RC circuit problem

To calculate the current in the circuit in the case when the switch is open and steady state is reached, I assumed that no current will flow "across" the capacitors and so the current I will simply be emf/(r+R1+R2) = 12 V/(1+3+2) = 2 A.

The voltage drop across r would be V=IR=2 A * 1 ohms = 2 V, therefore the voltage across the capacitors would be 10 V.

Since C1 and C2 are in series, Q1=Q2=CV where C is the combined capacitance equal to (4/3)F and V=10V.

Hello.

Correct.




Correct.





You need to be careful here.

For two series capacitors on their own (i.e. no parallel resistors), the calculation for the equivalent capacitance is correct (i.e. switch open):

$\frac{1}{C_{tot}} = \frac{1}{C1} + \frac{1}{C2} = \frac{1}{2} + \frac{1}{4} = \frac{3}{4}$

$C_{tot} = \frac{4}{3} \mathrm {F}$



But when the switch is closed, the presence of those resistors change things:

We are still dealing with steady state conditions (i.e. at t>>0), but the capacitors will be forced into a new steady state condition. When achieved, the new steady state means the only current flowing will also be via the resistors as you have previously correctly deduced, because the capacitors will still achieve a new full charge and therefore no further current flows into them.
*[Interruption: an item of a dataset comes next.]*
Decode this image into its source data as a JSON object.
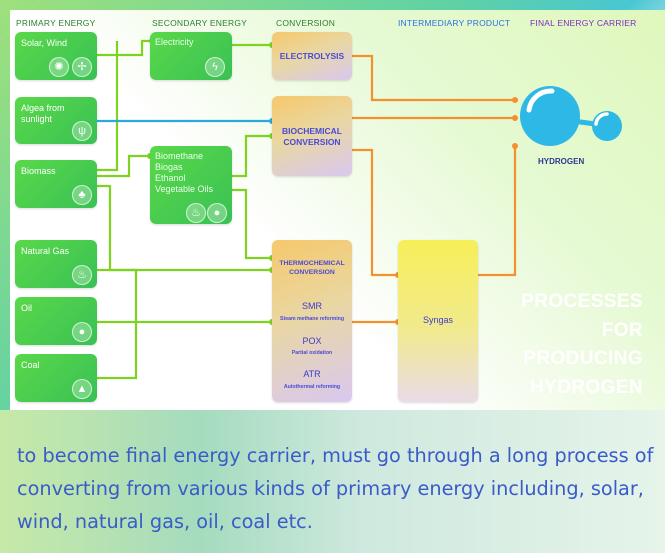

Notice however, in both open and closed switch conditions, there will be a potential difference developed across each resistor.

i.e. the resistors form a potential divider, So you need to work out the potential difference across each resistor first.

The closed switch forces those potential divider p.d.'s to be developed in parallel with their associated capacitor. And since the p.d's will be different for each parallel RC combination, the capacitors must achieve a new steady state.

Now it's a case of using the appropriate resistor p.d. and Q=CV to work out the charge on each capacitor.

Notice that the final charge is different to the isolated series case and no rules are violated. i.e. 10V will still be placed across the series combination, steady state current only flows via the resistors series path, p.d.'s across the resistors obey Ohms and Kirchoff's laws.

Thanks for the reply. The p.d. across R1 would be 6V and the p.d. across R2 would be 4V, so the associated drops for C1 and C2 would also be 6V and 4V. Therefore Q1=2F*6V = 12C and Q2=4F*4V=16C?